回过神来时发现我已经追了草东有一段时间了,第一次见到他们的时间我还能记得,2019年的5月19日。
四个人都是从头黑到脚的打扮,巫堵带着黑色的渔夫帽,一个人站在舞台的最右侧。筑筑和世暄都站在最左侧,凡凡是个很帅气的女孩子,可我刚开始还以为她是男孩子。
不同于其他乐队的形式,草东就只摆了张写有他们乐队名的黑色海报在舞台后方。舞台的灯光特别好看,伴随雾气泛着蓝色与橙色。那天是晚上了,乐手的脸已然看不清了,只是像剪影一般融入画一般的舞台之中。
一九年他们似乎是在全世界各地参加音乐节,我当时只是盯着他们《如常》livehouse的海报觉得遗憾,倘若我一八年认识他们,就不必每次音乐节顶着烈阳盼望着挤进前排而又无能为力了。
说来每回演出的曲目也一直都是那几首,可只要看到他们我就很开心。于是五月份的星巢之后,我又预定了七月份的仙人掌。五月份应该是我去年最阴沉的时候吧,想过一了了之,也一直在逃避现实。所以我很感谢我遇见了草东,遇见了摇滚乐,我的难过从来是不适合用欢乐与安慰治愈的,我的难过不过是太多的沉默与无奈积淀而成的,随时随地的爆发,是它唯一的结决方式。
专辑的歌也好,电台的歌也好,所有的采访咨询也好,该翻的我全都翻了,该听的我全都听了。对草东不知不觉产生了一种眷念情,他们很特别,特别在他们是这个时代所有问题的逆流。
有人说“草东:鲁蛇时代的发声者”,以及草东自我解释的“我们不赞同‘为赋新词强说愁’。”丧文化流行的当今,我只感觉草东带起了一阵浪潮,面对问题毫不掩饰,直白地愤怒,凶狠地爆发。这和他们的形象真的有很大的差别,他们身着朴素,平常举止也很温和,尽管一身黑也应该使人最长想起的应该是那种“倒地不起的丧”,于是每回台上的几句反差感的丧一下将人带入其中。
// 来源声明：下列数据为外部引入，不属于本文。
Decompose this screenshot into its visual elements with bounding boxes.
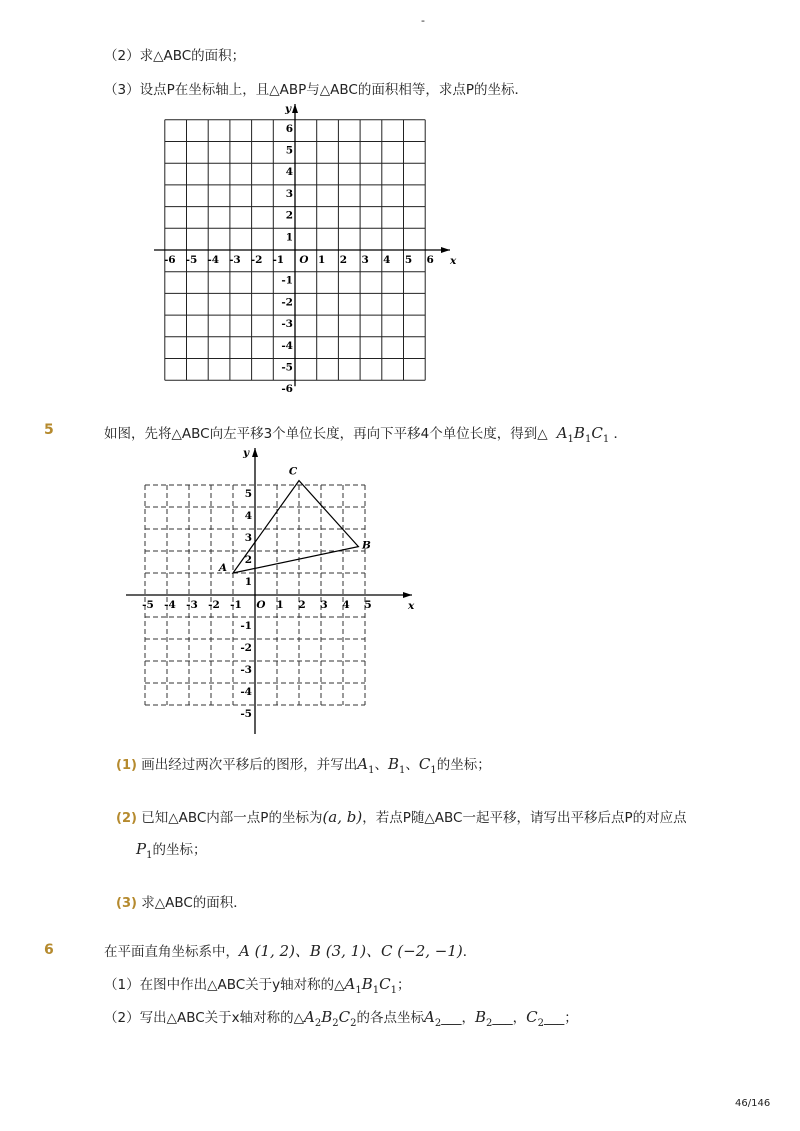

音乐面前毫不掩饰,那种脱离世俗的感觉,一直让人向往。
去年下半年开始,我脱离那种虚无的丧,而是敢于投入现实,我知道草东给了我很多勇气。可我同时也开始思考很多。我突然想起草东的名声大振会不会使他们日渐商业化,我并不是不希望他们拥有更多乐迷,而是希望他们不要因为商业和大众和流量抛弃了自己所做音乐的初心。
这种想法很深刻,一直深刻到昨天。
不过现在来看是我想多余了。
当我一直质疑他们为什么要在一九年多增音乐节,难道真的如某些采访中说到“巡演是个很费钱的项目”为了获取更多的利益所以才参加这么多音乐节的么?当我质疑他们所做的一切,是不是逐渐也和后起的很多台湾“丧”乐队一致,丧失了自己的风格。
我看了一场巡演的视频,满屏的手机,触目惊心,人潮不涌动,这样拍下来的画面更稳定。林耕佑曾谈过他不希望大家来看live只是为了一个录像。回想起仙人掌那一次,我站在人群中间的位置,身边是一趟趟“人火车”,中间有人举起火把,大家围着他转动。说起来像是末日狂欢,可是每个人沉浸其中,悲喜想通。
昨天YouTube上草东进行了系统测试,我当知道不可能是新专(悲),满怀期待的是一场一小时live,但我又错了。真的只是一个“人性➕恶趣味”测试。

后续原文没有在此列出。